Em um segundo movimento de reformas curriculares ocorrido nos Estados Unidos e no Brasil na década de 1990, a ênfase do Ensino de Ciências passou a ser a alfabetização científica, a fim de que os alunos compreendessem o mundo sob a perspectiva da ciência e da tecnologia, bem como seus condicionantes sociais, políticos e econômicos. No Brasil, a abordagem investigativa foi inserida nos Parâmetros Curriculares Nacionais (PCN) no final da década defendendo que

[...] o desenvolvimento de atitudes e valores é tão essencial quanto o aprendizado de conceitos e de procedimentos. Nesse sentido, é responsabilidade da escola e do professor promoverem o questionamento, o debate, a investigação, visando o entendimento da ciência como construção histórica e como saber prático, superando as limitações do ensino passivo, fundado na memorização de definições e de classificações sem qualquer sentido para o aluno. (Brasil, 1998, p.62)

Recentemente o Ministério da Educação (MEC) divulgou a Base Nacional Comum Curricular (BNCC), em substituição aos PCN, a se consolidar como proposta curricular para o Ensino Fundamental. Esse documento apresenta como objetivos gerais de aprendizagem

Exercitar a curiosidade intelectual e recorrer à abordagem própria das ciências, incluindo a investigação, a reflexão, a análise crítica, a imaginação e a criatividade, para investigar causas, elaborar e testar hipóteses, formular e resolver problemas e inventar soluções com base nos conhecimentos das diferentes áreas. (Brasil, 2017, p.9)

A compreensão sobre o que é Ensino Investigativo (EI) de ciências foi mudando ao longo das décadas, de acordo com as tendências educacionais. Atualmente é considerado uma abordagem capaz de desenvolver competências pertinentes ao fazer científico e também competências de caráter geral como leitura, reflexão, argumentação, entre outras (Abd-el-Khalick et al., 2004; Grandy; Duschl, 2007; Carvalho, 2011, 2013; Sasseron; Machado, 2012; Crawford, 2012; Allchin et al., 2014; Bellucco; Carvalho, 2014). De uma maneira geral, podemos considerar que a abordagem investigativa consiste em:

  • Construção de um problema e sua introdução para os alunos;

  • O problema deve favorecer a criação de hipóteses, ideias, debates, reflexões e argumentações entre os alunos;

  • Depois das observações sobre o problema/fenômeno/situação feitas pelos alunos, há o processo de experimentação e avaliação dos dados, em busca de um resultado;

  • O conhecimento prévio do aluno é aplicado ao problema, sob orientação do professor;

  • Expectativas iniciais do problema confrontadas para obtenção de uma resposta;

  • Relatar a resposta final e discuti-la entre os alunos e o professor para uma finalização do problema.
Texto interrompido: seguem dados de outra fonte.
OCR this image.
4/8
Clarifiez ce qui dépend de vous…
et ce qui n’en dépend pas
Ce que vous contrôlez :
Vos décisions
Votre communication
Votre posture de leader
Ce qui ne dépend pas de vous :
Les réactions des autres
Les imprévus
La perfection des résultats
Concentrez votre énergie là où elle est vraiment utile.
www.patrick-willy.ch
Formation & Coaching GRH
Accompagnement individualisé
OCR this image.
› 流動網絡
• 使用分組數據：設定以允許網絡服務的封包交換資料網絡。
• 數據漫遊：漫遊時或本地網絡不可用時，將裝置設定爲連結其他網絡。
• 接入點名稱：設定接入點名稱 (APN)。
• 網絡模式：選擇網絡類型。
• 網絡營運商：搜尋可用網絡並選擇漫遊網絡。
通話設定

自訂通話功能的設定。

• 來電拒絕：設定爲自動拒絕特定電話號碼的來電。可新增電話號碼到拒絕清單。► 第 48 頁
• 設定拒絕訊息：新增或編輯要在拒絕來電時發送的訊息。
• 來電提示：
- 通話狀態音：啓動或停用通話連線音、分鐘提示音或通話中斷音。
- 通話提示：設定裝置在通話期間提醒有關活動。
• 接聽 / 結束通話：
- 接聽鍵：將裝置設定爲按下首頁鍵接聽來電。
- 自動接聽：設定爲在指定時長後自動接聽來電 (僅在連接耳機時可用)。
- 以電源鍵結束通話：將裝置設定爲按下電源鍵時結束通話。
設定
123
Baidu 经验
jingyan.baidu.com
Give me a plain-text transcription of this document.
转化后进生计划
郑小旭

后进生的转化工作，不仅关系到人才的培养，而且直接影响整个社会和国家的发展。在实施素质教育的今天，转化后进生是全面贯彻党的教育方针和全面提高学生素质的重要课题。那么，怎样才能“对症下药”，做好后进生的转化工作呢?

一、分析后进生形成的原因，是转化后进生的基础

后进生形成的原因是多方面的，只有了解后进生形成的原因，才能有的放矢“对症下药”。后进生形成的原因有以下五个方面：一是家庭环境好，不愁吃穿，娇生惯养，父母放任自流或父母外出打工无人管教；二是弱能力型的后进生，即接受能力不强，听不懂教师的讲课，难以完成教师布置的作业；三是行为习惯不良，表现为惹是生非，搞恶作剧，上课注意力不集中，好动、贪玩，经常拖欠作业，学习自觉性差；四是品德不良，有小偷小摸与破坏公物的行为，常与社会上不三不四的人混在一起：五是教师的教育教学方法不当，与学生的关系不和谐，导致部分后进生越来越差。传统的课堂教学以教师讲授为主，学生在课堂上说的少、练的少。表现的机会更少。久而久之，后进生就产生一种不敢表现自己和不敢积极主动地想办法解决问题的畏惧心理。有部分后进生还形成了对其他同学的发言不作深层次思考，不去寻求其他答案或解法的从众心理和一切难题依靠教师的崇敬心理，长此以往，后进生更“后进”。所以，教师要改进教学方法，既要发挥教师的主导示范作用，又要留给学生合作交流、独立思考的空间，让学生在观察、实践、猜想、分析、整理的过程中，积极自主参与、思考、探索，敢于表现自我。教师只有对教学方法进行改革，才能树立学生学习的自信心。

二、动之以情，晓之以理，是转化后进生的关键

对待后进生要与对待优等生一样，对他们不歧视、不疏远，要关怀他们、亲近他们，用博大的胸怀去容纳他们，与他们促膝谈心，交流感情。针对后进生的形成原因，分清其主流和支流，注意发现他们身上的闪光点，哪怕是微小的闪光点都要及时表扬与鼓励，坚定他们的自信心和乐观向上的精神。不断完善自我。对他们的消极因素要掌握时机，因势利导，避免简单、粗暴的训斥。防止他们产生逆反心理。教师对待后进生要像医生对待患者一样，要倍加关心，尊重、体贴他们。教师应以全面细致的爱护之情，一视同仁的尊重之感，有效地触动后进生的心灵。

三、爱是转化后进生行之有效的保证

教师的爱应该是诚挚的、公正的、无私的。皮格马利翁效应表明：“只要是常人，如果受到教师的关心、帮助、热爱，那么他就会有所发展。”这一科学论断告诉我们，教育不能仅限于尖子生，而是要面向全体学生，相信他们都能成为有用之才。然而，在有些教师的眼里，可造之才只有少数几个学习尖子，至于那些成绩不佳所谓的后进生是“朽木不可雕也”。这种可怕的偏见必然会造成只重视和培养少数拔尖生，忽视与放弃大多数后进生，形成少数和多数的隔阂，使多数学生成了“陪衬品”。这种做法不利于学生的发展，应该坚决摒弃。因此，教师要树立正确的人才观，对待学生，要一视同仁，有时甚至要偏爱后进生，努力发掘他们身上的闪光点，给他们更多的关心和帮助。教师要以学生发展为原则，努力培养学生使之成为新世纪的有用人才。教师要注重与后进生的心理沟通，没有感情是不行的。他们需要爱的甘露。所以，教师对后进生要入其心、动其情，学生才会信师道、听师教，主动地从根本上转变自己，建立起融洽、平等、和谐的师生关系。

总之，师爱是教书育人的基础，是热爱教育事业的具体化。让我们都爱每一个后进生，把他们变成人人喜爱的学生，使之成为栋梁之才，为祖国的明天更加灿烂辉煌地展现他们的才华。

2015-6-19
O ensino investigativo visa, entre outras coisas, que o aluno assuma algumas atitudes típicas do fazer científico, como indagar, refletir, discutir, observar, trocar ideias, argumentar, explicar e relatar suas descobertas. Isso faz que o EI seja uma estratégia didática em que os professores deixam de simplesmente fornecer conhecimentos aos alunos, que passam a ser mais ativos, e não meros receptores de informações. É necessário que as atividades contribuam para o desenvolvimento da capacidade de reflexão dos alunos, de modo que o conhecimento anterior gere um novo. Assim, o professor deve orientar os alunos ao longo do processo de investigação, proporcionando condições para que entendam e compreendam o que estão fazendo.

Do ponto de vista didático, a atividade de investigação deve contemplar a aprendizagem, promover formação de conceitos, compreensão da dinâmica do trabalho científico, desenvolvimento de pensamento crítico, reflexão sobre os fenômenos naturais, desenvolvimento da argumentação, entre outros. O papel do professor é crucial, já que ele é o mediador do processo investigativo e é sua função fornecer as condições e orientações para os alunos compreenderem o que estão fazendo para resolver o problema proposto.

Considerando a perspectiva epistemológica, a proposta inicial de Dewey (1976, p.91-94) considerava a ciência regida pelo método científico tal qual entendido na época: uma sequência de passos lineares que consistiria em definir um problema, sugerir uma solução, desenvolver e aplicar um teste experimental e formular conclusões. Nos projetos curriculares das décadas de 1950 a 1970 que apregoavam a investigação científica, a ciência era considerada uma atividade neutra, na qual os cientistas não sofriam influência dos contextos político, econômico e social (Krasilchik, 2000). Atualmente a visão da atividade científica como neutra é considerada ultrapassada tanto por epistemólogos quanto por educadores (Japiassu, 1975; Fourez, 1988; Allchin, 1999).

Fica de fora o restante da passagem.